Docker image larger than its filesystem

I have a docker image that I built from several layers and a debian:jessie base image that I’m working on making smaller. I added a cleanup layer than does apt-get remove a bunch of packages and deletes files from the filesystem. When I run the resulting image and do du -h inside it I can see it’s about 1.3GB. However, when I look at the image size in docker images, it’s more than 2.2GB, which is the size of the image before the cleanup layer. Why is the final image not getting smaller?

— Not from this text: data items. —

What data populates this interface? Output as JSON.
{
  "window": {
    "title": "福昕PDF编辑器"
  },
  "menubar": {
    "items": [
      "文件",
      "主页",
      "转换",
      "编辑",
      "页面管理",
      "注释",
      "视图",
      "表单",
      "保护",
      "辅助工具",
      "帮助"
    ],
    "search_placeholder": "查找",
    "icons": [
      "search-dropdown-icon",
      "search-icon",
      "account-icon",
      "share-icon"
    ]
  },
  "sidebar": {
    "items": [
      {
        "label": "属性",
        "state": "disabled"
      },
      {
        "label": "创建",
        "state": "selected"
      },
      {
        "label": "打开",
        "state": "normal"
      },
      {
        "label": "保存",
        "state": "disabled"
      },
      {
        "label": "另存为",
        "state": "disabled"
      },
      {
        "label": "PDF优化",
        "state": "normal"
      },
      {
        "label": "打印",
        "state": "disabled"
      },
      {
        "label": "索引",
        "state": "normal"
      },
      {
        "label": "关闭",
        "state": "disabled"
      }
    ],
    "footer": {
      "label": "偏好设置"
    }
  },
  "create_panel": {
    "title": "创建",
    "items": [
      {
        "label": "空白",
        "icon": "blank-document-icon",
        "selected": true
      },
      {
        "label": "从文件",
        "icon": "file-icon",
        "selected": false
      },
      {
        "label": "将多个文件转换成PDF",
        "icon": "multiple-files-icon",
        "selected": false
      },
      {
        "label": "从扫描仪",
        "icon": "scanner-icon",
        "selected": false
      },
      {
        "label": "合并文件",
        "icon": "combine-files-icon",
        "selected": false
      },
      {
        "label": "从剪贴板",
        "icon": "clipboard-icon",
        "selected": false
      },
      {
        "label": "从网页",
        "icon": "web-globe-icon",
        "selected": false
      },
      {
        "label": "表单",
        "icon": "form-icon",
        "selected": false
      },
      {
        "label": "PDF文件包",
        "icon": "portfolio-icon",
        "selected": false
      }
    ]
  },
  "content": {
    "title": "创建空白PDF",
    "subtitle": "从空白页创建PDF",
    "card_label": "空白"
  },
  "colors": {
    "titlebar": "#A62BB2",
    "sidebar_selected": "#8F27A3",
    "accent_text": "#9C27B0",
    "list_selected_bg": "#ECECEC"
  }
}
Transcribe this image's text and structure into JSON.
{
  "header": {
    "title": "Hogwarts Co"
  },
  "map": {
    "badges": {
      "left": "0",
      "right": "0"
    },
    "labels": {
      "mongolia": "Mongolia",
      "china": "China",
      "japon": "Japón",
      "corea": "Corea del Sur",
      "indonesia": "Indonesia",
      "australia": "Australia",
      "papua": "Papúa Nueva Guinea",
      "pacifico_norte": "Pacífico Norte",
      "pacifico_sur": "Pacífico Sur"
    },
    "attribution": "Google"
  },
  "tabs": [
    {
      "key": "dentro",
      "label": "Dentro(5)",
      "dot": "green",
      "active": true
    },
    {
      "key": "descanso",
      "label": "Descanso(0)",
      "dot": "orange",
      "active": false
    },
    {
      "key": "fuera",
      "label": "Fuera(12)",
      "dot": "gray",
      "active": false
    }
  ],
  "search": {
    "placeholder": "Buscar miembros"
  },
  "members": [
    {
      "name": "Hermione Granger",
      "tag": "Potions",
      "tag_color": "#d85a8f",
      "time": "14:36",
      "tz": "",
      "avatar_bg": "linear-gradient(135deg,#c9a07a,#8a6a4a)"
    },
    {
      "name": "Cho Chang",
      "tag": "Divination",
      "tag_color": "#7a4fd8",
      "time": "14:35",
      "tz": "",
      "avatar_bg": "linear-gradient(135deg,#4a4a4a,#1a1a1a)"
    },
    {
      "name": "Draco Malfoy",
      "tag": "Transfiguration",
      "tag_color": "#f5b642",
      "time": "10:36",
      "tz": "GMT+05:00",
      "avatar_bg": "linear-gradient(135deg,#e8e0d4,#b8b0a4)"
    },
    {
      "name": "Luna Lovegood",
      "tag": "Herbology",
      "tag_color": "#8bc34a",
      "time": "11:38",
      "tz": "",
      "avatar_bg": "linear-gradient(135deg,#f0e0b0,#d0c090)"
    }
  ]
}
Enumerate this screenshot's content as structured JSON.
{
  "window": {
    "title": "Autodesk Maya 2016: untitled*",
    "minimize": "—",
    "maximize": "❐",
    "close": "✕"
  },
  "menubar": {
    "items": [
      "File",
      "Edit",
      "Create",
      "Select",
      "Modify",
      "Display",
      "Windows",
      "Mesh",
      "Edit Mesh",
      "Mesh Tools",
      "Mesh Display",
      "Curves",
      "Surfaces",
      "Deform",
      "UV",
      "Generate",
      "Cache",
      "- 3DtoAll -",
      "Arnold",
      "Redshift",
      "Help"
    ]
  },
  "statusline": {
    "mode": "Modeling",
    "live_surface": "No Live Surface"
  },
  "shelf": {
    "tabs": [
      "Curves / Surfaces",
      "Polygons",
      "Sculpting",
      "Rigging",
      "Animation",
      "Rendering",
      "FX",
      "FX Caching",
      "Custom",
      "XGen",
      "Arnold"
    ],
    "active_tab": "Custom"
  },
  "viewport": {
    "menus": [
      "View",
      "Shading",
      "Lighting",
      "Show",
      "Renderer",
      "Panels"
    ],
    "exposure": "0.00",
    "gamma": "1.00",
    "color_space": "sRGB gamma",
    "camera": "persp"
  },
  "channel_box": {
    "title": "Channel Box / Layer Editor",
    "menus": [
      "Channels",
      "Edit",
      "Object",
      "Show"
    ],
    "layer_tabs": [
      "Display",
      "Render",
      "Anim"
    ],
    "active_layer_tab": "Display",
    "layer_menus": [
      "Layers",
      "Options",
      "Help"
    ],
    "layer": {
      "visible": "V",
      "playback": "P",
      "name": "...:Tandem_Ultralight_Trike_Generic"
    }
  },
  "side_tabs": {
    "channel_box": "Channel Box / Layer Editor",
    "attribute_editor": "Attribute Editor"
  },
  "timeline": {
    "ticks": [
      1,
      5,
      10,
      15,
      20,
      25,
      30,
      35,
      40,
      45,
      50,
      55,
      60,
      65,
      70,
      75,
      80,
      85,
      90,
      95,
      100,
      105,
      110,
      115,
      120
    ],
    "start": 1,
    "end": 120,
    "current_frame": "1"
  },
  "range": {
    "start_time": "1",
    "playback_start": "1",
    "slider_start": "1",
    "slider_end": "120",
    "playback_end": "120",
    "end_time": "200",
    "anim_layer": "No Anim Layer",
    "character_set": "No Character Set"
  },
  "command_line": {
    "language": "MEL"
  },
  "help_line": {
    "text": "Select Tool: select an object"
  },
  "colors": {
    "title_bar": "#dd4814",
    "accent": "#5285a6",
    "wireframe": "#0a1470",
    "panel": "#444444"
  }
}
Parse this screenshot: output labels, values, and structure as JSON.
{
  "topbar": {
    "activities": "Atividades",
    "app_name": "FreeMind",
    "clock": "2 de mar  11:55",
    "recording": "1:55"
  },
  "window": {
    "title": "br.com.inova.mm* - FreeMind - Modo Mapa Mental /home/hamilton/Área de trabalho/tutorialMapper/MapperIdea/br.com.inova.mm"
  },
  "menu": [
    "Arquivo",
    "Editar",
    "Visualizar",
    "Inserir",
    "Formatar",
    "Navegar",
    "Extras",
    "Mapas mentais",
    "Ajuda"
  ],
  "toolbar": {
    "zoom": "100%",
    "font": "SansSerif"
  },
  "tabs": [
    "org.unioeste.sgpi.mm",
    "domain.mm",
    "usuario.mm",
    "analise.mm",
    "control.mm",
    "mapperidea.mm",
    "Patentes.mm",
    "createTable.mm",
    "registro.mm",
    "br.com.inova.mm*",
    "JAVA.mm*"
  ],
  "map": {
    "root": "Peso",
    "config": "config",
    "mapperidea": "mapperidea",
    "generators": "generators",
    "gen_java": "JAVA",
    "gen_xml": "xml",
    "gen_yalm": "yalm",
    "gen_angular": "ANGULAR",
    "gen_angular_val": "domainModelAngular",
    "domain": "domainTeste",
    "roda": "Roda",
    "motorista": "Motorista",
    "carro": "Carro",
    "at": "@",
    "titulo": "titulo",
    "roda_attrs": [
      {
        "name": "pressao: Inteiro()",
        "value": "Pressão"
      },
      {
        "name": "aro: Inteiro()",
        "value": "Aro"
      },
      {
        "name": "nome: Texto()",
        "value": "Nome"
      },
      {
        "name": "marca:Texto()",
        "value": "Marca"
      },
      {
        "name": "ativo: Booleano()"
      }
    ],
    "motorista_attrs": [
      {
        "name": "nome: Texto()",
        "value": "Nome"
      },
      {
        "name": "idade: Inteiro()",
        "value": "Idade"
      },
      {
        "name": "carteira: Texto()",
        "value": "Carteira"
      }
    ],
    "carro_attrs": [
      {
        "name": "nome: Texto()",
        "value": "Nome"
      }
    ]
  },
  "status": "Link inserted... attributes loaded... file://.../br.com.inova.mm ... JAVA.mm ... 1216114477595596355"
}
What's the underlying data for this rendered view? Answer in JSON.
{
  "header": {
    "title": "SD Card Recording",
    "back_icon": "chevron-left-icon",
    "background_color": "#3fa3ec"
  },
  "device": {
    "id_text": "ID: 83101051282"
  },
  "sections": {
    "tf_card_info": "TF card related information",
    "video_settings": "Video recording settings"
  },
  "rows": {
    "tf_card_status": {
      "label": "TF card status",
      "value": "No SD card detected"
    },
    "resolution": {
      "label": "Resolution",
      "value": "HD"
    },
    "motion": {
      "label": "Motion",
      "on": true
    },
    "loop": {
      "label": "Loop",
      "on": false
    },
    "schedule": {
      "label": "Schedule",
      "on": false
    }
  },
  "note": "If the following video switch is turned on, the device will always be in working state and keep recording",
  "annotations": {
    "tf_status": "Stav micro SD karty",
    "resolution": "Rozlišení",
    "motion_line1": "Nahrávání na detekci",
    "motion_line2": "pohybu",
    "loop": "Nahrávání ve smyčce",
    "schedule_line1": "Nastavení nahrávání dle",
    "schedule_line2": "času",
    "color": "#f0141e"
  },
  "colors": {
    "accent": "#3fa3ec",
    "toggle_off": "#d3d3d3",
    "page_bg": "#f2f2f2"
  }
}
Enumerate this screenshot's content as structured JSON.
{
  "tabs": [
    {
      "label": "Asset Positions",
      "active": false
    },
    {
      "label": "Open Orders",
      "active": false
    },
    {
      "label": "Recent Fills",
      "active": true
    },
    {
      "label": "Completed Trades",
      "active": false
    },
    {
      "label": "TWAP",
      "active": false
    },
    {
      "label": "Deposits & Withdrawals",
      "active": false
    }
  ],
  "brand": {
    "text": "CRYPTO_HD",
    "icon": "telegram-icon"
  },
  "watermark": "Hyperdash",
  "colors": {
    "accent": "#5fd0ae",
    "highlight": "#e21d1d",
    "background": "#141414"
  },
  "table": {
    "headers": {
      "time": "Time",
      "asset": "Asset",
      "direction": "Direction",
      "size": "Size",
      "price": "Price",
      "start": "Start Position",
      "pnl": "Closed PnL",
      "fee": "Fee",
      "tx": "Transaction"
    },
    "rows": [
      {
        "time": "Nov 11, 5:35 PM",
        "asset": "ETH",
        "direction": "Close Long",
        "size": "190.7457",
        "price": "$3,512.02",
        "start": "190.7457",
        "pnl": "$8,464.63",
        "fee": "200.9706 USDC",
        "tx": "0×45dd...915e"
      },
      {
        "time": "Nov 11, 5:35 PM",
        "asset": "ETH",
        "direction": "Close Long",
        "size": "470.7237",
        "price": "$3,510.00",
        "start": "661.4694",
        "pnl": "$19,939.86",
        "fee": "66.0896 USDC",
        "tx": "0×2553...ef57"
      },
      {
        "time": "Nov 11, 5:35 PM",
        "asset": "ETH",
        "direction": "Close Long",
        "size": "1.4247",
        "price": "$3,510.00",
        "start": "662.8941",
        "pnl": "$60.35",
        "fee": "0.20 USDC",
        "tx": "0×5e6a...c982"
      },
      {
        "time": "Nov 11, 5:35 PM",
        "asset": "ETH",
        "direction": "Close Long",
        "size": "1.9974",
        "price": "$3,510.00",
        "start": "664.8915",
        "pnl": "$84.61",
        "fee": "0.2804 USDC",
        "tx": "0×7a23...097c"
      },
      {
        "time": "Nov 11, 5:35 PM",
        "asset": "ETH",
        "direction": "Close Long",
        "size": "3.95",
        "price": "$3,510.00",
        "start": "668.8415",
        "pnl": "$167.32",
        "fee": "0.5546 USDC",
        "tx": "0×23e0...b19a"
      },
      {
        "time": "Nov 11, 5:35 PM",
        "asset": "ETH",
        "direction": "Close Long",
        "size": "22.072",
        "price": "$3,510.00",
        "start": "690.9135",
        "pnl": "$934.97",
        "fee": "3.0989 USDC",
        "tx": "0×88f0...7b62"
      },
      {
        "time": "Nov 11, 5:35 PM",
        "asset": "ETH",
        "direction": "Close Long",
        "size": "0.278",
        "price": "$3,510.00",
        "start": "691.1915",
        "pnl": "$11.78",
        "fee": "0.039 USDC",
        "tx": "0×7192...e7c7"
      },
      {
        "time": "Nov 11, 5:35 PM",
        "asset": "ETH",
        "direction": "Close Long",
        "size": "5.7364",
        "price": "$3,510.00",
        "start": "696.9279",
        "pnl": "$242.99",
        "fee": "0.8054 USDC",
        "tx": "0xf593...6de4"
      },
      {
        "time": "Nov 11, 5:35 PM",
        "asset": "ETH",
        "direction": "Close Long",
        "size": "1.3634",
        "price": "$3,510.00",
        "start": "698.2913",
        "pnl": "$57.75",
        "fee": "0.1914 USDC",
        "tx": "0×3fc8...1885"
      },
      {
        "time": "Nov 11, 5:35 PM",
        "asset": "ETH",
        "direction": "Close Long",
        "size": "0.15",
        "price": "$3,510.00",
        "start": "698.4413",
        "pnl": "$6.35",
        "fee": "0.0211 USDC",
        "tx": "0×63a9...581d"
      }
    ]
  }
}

  • Terminal with Docker Compose with Links
  • Docker: can a container execute docker ps or docker images?
  • How to define a variable in a Dockerfile?
  • ffmpeg failed - 455 Method Not Valid in This State
  • docker-compose gives ERROR: Cannot locate specified Dockerfile: Dockerfile
  • Multiple dependent ? Dockerfiles building a LAMP container
  • Jenkins shell script add Unix user to group
  • Is there a way to use a remote API as an endpoint in a docker compose file?
  • Does it make any difference to include or omit :latest when pulling a Docker image?
  • Microsoft Word crashes when invoking its COM inside Docker Container
  • docker-compose v3 prepend folder name to network name
  • Docker Ignores limits.conf (trying to solve “too many open files” error)
  • One Solution collect form web for “Docker image larger than its filesystem”

    You can’t have a cleanup layer – the Union File System doesn’t work like that. If files exist in layer 1, and you delete them in layer 2, all Docker does when you run the container is hide the deleted files. Once files are saved into an image layer, they can’t be removed from that layer.

    You can try using the Docker squash tool to reduce the final image size, or rework your Dockerfiles in line with Titouan Freville’s comment – do all the APT commands in one RUN statement (update, install remove). That way when the image layer is saved, the files have already been cleaned up.

    Docker will be the best open platform for developers and sysadmins to build, ship, and run distributed applications.